Stock Price Narrative: From HKD 2 to HKD 15 to HKD 8.7
In 2022-2023, the stock traded at HKD 2-3. That was not really about United’s fundamentals. 2023 net profit was about RMB 2.7 billion, implying a PE of only 1.5-2x. The Hong Kong market was in systemic collapse, hit by COVID lockdowns, China panic, and global rate hikes. Everything was priced at absurd levels. For United to trade there, two things had to happen at the same time: its own earnings cycle had to trough, and Hong Kong-wide valuations had to crash. That combination happens perhaps two or three times in twenty years.
From 2023 to 2025, the stock moved from HKD 2 to HKD 15. Hong Kong valuations normalized from extreme lows, with PE expanding from 1.5x to 6-8x. 6-APA entered a high-cycle phase, with prices rising from RMB 200 to RMB 300+. The March 2025 Novo deal added a powerful catalyst. Most of the rally was Hong Kong beta reversion, not United-specific alpha.
From 2025 to 2026, the stock fell from HKD 15 to HKD 8.7 because the narrative broke. The March 2026 profit warning showed that 2025 net profit of RMB 2.09 billion included RMB 1.44 billion of one-time Novo license fee income. Strip that out, and core operating profit was only RMB 700 million. Intermediate segment profit fell 79.4%, and API segment profit fell 53.4%. The market abruptly realized that United’s profit engine is 6-APA, a commodity chemical, not insulin and not innovative drugs. The innovation premium disappeared, and the stock repriced to operating asset fair value.
Total Valuation
The sum of the parts is straightforward: upstream plus intermediates at RMB 5.5 billion, finished drugs at RMB 6.5 billion, the equity bridge at RMB 2.8 billion, and the pipeline at RMB 13 billion. That gives a total of RMB 27.8 billion, or about HKD 16.3 per share.

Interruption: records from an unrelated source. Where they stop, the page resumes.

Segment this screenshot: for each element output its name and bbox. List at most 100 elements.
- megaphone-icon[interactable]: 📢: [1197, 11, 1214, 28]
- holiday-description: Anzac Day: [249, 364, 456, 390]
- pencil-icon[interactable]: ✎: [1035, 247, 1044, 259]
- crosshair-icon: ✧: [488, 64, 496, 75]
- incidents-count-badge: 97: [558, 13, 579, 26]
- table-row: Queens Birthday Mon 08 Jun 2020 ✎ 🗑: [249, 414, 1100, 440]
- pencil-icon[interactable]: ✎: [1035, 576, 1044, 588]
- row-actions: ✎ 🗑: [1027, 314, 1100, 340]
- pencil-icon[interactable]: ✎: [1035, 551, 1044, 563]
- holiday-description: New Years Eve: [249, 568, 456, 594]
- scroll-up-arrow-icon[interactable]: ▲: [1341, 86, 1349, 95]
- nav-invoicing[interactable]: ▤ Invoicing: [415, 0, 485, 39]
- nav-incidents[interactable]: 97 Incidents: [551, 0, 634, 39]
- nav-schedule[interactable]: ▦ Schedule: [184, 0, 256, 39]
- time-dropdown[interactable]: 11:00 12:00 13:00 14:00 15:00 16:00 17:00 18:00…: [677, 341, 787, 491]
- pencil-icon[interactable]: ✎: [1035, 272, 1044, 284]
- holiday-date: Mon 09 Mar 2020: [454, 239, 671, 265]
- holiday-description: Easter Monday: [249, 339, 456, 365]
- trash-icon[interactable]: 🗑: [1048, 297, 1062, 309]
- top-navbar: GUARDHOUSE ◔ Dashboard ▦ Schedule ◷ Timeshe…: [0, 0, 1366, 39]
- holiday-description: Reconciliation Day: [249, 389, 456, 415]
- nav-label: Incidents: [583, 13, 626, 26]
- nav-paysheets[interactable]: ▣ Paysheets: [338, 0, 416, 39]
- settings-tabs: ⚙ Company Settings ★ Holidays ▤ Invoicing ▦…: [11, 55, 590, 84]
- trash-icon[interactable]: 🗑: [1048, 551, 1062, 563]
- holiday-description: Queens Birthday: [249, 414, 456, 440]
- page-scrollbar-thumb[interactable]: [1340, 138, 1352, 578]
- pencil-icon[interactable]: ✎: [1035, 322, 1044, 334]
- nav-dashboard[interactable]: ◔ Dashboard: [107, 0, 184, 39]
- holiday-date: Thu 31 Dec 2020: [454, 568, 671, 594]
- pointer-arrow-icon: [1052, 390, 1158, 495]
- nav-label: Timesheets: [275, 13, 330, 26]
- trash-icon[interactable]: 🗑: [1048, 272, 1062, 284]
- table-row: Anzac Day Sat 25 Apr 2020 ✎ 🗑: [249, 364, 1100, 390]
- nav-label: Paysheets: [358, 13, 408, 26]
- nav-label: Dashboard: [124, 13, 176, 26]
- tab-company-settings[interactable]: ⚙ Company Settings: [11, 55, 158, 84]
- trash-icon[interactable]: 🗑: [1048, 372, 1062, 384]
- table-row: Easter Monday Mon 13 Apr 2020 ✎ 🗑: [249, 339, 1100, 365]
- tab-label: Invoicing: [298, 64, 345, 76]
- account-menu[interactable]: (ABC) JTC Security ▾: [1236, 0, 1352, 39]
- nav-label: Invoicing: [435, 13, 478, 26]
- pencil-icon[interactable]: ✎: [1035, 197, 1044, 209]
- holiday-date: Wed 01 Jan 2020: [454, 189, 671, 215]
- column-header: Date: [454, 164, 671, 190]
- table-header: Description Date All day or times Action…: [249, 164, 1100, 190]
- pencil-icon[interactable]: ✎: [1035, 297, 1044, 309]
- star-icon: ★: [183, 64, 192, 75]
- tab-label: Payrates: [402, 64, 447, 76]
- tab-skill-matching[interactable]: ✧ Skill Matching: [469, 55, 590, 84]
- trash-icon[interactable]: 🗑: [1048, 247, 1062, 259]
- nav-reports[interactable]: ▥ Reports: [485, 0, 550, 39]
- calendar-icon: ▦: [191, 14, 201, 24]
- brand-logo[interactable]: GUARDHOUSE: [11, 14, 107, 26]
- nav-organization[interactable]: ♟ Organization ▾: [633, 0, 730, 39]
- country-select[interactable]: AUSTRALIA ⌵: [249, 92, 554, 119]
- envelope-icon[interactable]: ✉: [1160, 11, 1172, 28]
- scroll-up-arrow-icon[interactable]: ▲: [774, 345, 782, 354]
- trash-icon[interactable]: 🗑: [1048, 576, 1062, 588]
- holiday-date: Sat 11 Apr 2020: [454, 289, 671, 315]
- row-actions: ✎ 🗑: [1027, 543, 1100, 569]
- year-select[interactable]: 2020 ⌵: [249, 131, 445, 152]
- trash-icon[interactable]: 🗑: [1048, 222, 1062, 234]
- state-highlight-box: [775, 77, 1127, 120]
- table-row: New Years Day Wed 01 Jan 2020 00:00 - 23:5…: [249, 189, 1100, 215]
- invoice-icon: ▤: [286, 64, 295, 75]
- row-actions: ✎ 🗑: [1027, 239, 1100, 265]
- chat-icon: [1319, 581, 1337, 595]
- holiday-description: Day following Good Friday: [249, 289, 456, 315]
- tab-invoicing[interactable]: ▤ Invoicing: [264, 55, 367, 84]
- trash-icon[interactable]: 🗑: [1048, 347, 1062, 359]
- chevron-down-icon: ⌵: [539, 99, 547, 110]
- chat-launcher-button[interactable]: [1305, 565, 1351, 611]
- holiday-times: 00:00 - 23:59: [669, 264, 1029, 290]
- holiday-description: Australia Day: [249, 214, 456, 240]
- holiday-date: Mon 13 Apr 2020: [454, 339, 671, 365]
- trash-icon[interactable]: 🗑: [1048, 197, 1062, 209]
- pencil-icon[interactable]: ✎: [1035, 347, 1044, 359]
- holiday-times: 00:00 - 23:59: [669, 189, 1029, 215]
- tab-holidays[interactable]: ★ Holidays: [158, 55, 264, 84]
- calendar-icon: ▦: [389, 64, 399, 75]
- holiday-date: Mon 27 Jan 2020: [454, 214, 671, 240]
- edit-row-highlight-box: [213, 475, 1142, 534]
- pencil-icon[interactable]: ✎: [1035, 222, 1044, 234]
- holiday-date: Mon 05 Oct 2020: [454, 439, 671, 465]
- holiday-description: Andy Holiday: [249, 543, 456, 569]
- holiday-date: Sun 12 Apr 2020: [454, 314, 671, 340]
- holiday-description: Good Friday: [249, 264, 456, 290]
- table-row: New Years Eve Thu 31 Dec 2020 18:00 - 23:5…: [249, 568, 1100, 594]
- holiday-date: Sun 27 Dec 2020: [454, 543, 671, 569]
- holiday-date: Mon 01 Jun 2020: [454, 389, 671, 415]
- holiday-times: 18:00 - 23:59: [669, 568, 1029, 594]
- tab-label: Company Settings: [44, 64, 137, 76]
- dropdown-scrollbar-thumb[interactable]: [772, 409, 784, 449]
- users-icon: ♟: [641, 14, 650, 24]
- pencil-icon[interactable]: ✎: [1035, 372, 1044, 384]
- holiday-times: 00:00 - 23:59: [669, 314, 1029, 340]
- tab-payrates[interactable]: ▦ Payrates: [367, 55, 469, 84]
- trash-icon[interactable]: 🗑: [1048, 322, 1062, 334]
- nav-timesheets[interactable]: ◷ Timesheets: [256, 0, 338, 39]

The current share price of HKD 8.72 is basically operating asset fair value plus zero pipeline value.
If you believe the UBT251 pipeline is worth RMB 13 billion on a probability-weighted basis, the current price implies 87% upside. If the pipeline is ultimately worth zero, you are buying at operating asset fair value with limited downside: HKD 7-9 in normal conditions, HKD 7 in a mild downturn, and HKD 5-6 in an extreme single-event scenario.
The core bet is not on the operating assets. Those are already fairly priced. The bet is whether the 2027 Novo global Phase 1b/2a data and United’s China Phase III will deliver. Until then, a sustainable 3-4% dividend yield is a holding subsidy, not a reason to buy.
Disclaimer: This article does not constitute investment advice. The author may or may not hold positions in the securities mentioned. All valuations are based on public information and subjective judgment. Actual outcomes may differ materially from expectations.